Several Brussels sources told AFP on Saturday that the timing of Cyprus President Nicos Anastasiades's meeting with European Union President Herman Van Rompuy and European Commission head Jose Manuel Barroso would depend on "difficult" EU and IMF negotiations with the Cypriot government in Nicosia on Saturday.
"I'm not expecting any meetings on Saturday, put it that way," said one key source.
The Eurogroup talks planned for 1600 GMT on Sunday still have to be confirmed officially by the group's chairman, Dutch Finance Minister Jeroen Dijsselbloem.
European Commission economics spokesman Simon O'Connor said on Twitter: "Intensive contacts are ongoing at many levels. At this time there are no meetings confirmed in Brussels this weekend."
Cyprus Finance Minister Michalis Sarris described progress over the course of Saturday morning as "significant" despite "several issus" still to be resolved.
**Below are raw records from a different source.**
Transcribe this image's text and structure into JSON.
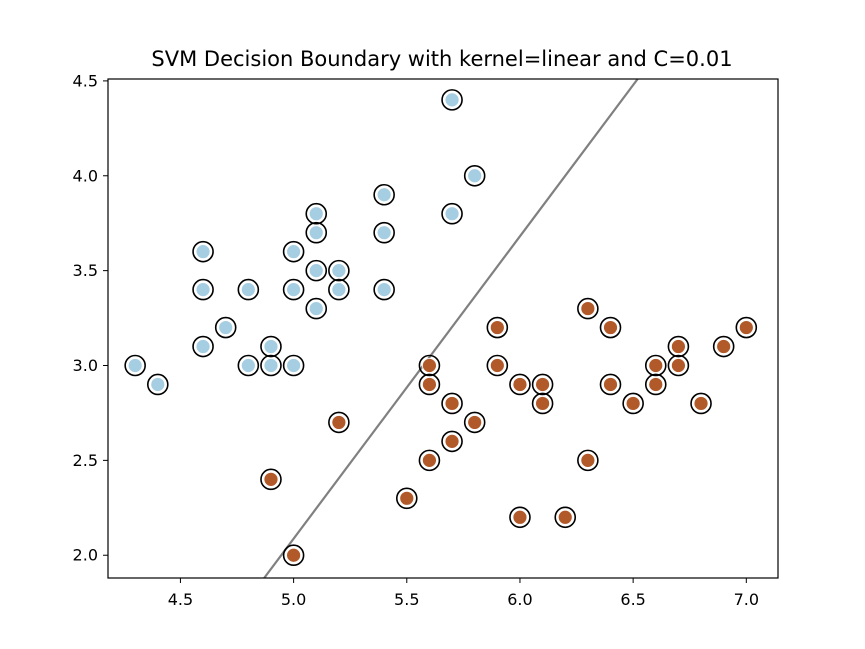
{
  "chart_data": {
    "type": "scatter",
    "title": "SVM Decision Boundary with kernel=linear and C=0.01",
    "xlabel": "",
    "ylabel": "",
    "xlim": [
      4.18,
      7.14
    ],
    "ylim": [
      1.88,
      4.51
    ],
    "x_ticks": [
      "4.5",
      "5.0",
      "5.5",
      "6.0",
      "6.5",
      "7.0"
    ],
    "y_ticks": [
      "2.0",
      "2.5",
      "3.0",
      "3.5",
      "4.0",
      "4.5"
    ],
    "grid": false,
    "legend": "none",
    "decision_boundary": {
      "points": [
        [
          4.87,
          1.88
        ],
        [
          6.52,
          4.51
        ]
      ],
      "color": "#808080"
    },
    "series": [
      {
        "color": "#a6cee3",
        "points": [
          [
            5.7,
            4.4
          ],
          [
            5.8,
            4.0
          ],
          [
            5.4,
            3.9
          ],
          [
            5.1,
            3.8
          ],
          [
            5.7,
            3.8
          ],
          [
            5.1,
            3.7
          ],
          [
            5.4,
            3.7
          ],
          [
            4.6,
            3.6
          ],
          [
            5.0,
            3.6
          ],
          [
            5.1,
            3.5
          ],
          [
            5.2,
            3.5
          ],
          [
            4.6,
            3.4
          ],
          [
            4.8,
            3.4
          ],
          [
            5.0,
            3.4
          ],
          [
            5.2,
            3.4
          ],
          [
            5.4,
            3.4
          ],
          [
            5.1,
            3.3
          ],
          [
            4.7,
            3.2
          ],
          [
            4.6,
            3.1
          ],
          [
            4.9,
            3.1
          ],
          [
            4.3,
            3.0
          ],
          [
            4.8,
            3.0
          ],
          [
            4.9,
            3.0
          ],
          [
            5.0,
            3.0
          ],
          [
            4.4,
            2.9
          ]
        ]
      },
      {
        "color": "#b15928",
        "points": [
          [
            6.3,
            3.3
          ],
          [
            5.9,
            3.2
          ],
          [
            6.4,
            3.2
          ],
          [
            7.0,
            3.2
          ],
          [
            6.7,
            3.1
          ],
          [
            6.9,
            3.1
          ],
          [
            5.6,
            3.0
          ],
          [
            5.9,
            3.0
          ],
          [
            6.6,
            3.0
          ],
          [
            6.7,
            3.0
          ],
          [
            5.6,
            2.9
          ],
          [
            6.0,
            2.9
          ],
          [
            6.1,
            2.9
          ],
          [
            6.4,
            2.9
          ],
          [
            6.6,
            2.9
          ],
          [
            5.7,
            2.8
          ],
          [
            6.1,
            2.8
          ],
          [
            6.5,
            2.8
          ],
          [
            6.8,
            2.8
          ],
          [
            5.2,
            2.7
          ],
          [
            5.8,
            2.7
          ],
          [
            5.7,
            2.6
          ],
          [
            5.6,
            2.5
          ],
          [
            6.3,
            2.5
          ],
          [
            4.9,
            2.4
          ],
          [
            5.5,
            2.3
          ],
          [
            6.0,
            2.2
          ],
          [
            6.2,
            2.2
          ],
          [
            5.0,
            2.0
          ]
        ]
      }
    ]
  }
}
But EU sources said the negotiations remained difficult, leaving a question mark over the timing of the Brussels meetings, according to one source.
As a condition for eurozone-IMF loans of up to 10 billion euros, Cyprus has to find another nearly six billion euros.
An initial plan to raid deposits in Cypriot banks backfired badly last week, and the banks will have been closed for 10 days if they indeed re-open their doors as negotiators hope on Tuesday.
The new plan -- a dusted-down version of an earlier proposal in negotiations -- would see the island's two biggest banks broken up, involving significant job losses.
"Good" and "bad" assets within both the Bank of Cyprus and Laiki (or Popular) Banks would be hived off into new holdings -- with a "haircut" applied to the new "good" bank.
This would extend to 15 to 20 percent of these "good" assets, and would raise the majority of the six billion euros.
This plan was rejected by Cyprus during summit negotiations on its bailout that unleashed the current crisis. Cypriot leaders instead proposed a levy on all savings, including an estimated 30 billion euros in Russian investments in the Cypriot financial system.
This "wealth tax", as Dijsselbloem subsequently labelled it, would not only apply to accounts with more than 100,000 euros in them -- the target of a rival plan -- and would therefore avoid accusations that the EU would be breaching its own deposit guarantee legislation.
Still to be cleared up, though, is whether this would also apply to non-residents, after days of talks in Moscow for both Sarris and Barroso that yielded little obvious progress.
Rates for this tax would be on a sliding scale, with an estimated one billion euros collected.